Bison protesters plead guilty in Yellowstone, banned from park

YELLOWSTONE NATIONAL PARK, Wyoming — Three bison slaughter protesters who were arrested here earlier this month will be banned from Yellowstone National Park for five years after pleading guilty to misdemeanor charges Monday.

Hannah Ponder, Cody Cyson and Thomas Brown appeared in U.S. District Court at Mammoth Hot Springs after nearly a week in jail following their arrest near the park’s Stephens Creek Capture Facility, where bison are trapped and readied for slaughter. The area around the facility is closed to the public.

Ponder, 22, pleaded guilty to entering a closed area of the park. Cyson, 25, and Brown, 36, pleaded guilty to entering a closed area and interfering with an agency function.

U.S. Magistrate Judge Mark Carman ordered Ponder to pay fines and fees totaling $1,040. Carman ordered Brown and Cyson to pay $1,050 each. All three will be placed on unsupervised probation for five years and will be barred from entering the park until the end of their probation. They were released around noon on Monday.

During the hearing, Carman said the three people had a lot of passion but that he felt it was misdirected. He said the incident was “a case to make a point” but that it didn’t further their goals.

“It doesn’t stop what’s happening at Stephens Creek,” Carman said. “It doesn’t save any of the bison.”

Ponder said Yellowstone’s bison are managed with a population cap that intends to keep their number well below the biological carrying capacity of the park, which she feels is unjust. Population reduction efforts include capture-for-slaughter.

“The Stephens Creek Facility is a tool of gross mismanagement,” Ponder said.

Park law enforcement arrested the three protesters at Stephens Creek last week when they were protesting the slaughter of bison. According to charging documents, a ranger found Brown and Cyson chained to the squeeze chute there early on March 6. They were apparently trying to block the shipment of bison to slaughter, which was scheduled for later that morning.

A few hours later, rangers arrested Ponder for being inside the closure area. U.S. District Attorney Lee Pico said Monday that Ponder appeared to be “acting as something of a lookout.”

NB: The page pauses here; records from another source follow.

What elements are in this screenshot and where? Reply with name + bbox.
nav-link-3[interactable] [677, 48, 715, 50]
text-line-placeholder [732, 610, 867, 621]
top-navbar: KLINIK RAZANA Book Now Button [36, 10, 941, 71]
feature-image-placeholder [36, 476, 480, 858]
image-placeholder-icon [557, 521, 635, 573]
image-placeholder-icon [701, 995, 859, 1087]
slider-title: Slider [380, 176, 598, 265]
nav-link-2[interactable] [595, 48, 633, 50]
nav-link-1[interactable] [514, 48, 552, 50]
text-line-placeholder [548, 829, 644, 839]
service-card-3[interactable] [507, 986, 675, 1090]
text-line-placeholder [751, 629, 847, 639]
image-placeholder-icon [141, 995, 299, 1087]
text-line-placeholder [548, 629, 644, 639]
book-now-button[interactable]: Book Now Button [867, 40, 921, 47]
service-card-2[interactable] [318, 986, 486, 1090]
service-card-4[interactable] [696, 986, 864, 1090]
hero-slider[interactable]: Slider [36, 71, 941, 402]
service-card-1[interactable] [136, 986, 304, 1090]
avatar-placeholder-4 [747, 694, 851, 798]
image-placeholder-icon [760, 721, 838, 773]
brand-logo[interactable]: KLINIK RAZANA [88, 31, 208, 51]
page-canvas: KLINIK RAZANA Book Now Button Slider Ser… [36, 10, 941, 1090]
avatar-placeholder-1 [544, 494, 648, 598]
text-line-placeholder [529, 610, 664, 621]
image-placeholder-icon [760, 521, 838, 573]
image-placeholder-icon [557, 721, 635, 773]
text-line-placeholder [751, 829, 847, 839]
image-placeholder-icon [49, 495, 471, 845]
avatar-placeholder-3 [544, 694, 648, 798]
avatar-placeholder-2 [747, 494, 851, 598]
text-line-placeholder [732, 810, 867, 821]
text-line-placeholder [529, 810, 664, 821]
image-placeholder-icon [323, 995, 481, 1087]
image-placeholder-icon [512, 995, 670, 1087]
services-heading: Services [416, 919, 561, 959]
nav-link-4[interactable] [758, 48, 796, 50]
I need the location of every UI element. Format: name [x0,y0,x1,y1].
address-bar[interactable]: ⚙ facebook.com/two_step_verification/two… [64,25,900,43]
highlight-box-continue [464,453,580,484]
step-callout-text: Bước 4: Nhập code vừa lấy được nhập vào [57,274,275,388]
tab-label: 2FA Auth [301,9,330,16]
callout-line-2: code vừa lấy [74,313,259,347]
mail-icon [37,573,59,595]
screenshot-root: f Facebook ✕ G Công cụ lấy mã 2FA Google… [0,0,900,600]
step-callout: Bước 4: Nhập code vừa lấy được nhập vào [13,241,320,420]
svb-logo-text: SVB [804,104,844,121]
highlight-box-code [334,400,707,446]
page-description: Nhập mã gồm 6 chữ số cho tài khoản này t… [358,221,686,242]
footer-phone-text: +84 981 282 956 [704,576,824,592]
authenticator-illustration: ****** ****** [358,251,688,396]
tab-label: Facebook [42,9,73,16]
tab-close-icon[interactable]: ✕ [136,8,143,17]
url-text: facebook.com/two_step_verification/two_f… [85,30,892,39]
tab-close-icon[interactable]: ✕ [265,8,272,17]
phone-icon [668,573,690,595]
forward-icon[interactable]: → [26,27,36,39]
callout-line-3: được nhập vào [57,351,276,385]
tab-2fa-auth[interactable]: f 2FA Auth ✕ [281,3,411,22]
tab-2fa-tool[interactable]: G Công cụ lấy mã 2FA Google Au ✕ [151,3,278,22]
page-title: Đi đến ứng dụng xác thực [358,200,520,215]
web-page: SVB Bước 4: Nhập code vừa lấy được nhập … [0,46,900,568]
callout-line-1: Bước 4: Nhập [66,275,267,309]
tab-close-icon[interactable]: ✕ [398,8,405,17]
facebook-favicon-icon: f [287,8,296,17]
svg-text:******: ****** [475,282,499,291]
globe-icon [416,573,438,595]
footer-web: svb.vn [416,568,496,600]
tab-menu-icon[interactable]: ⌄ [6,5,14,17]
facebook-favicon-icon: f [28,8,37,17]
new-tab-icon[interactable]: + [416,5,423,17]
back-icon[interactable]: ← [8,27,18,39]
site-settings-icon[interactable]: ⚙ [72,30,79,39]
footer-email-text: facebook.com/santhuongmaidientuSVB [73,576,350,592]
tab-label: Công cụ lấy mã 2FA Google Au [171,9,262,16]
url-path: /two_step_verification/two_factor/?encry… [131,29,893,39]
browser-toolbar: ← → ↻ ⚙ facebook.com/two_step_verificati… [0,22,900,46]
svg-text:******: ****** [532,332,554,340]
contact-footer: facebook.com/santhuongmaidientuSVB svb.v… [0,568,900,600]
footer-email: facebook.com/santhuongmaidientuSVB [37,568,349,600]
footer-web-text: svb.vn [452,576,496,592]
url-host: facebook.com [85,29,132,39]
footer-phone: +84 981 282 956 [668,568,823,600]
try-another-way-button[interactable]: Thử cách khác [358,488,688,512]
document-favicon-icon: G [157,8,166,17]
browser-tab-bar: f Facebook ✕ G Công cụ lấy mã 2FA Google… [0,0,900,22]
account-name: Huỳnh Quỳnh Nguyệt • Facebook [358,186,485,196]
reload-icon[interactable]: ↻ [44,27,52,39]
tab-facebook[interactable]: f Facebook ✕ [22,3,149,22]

They appeared in court the next day. Carman ordered that they stay in jail until Monday’s hearing.

Chris Lundberg, an attorney representing all three, said the jail stay was quite long for people without a criminal history of violence or property damage.

“I think the government has gotten the point across,” Lundberg said.

The three protesters are with a group called Wild Buffalo Defense, which describes itself as a collective focused on ending the slaughter of wild bison and protecting the treaty rights of Native Americans. Cyson, an Ojibwe man from Minnesota, was arrested twice last year for protesting the construction of oil pipelines in Wisconsin.

Wild Buffalo Defense is raising money online to pay the protesters’ court fines.

Bison are killed annually by hunters and through capture-for-slaughter because a multi-agency management plan calls for a bison population around 3,000. Yellowstone biologists estimated the population at about 4,800 last fall.

As of last week, more than 550 had been culled. At least 328 of those had been shipped to slaughter. Meat from slaughtered bison goes to Native American tribes.

There are many critics of the slaughter program. A group of them attended Monday’s hearing, filling about half the seats in the small courtroom.

“I think that it’s a shame that these people are being punished for their actions rather than celebrated,” said Stephany Seay, of the Buffalo Field Campaign.

Seay and the others waited outside after the hearing. Shortly after noon, Brown, Cyson and Ponder walked out, greeted by hugs and smiles.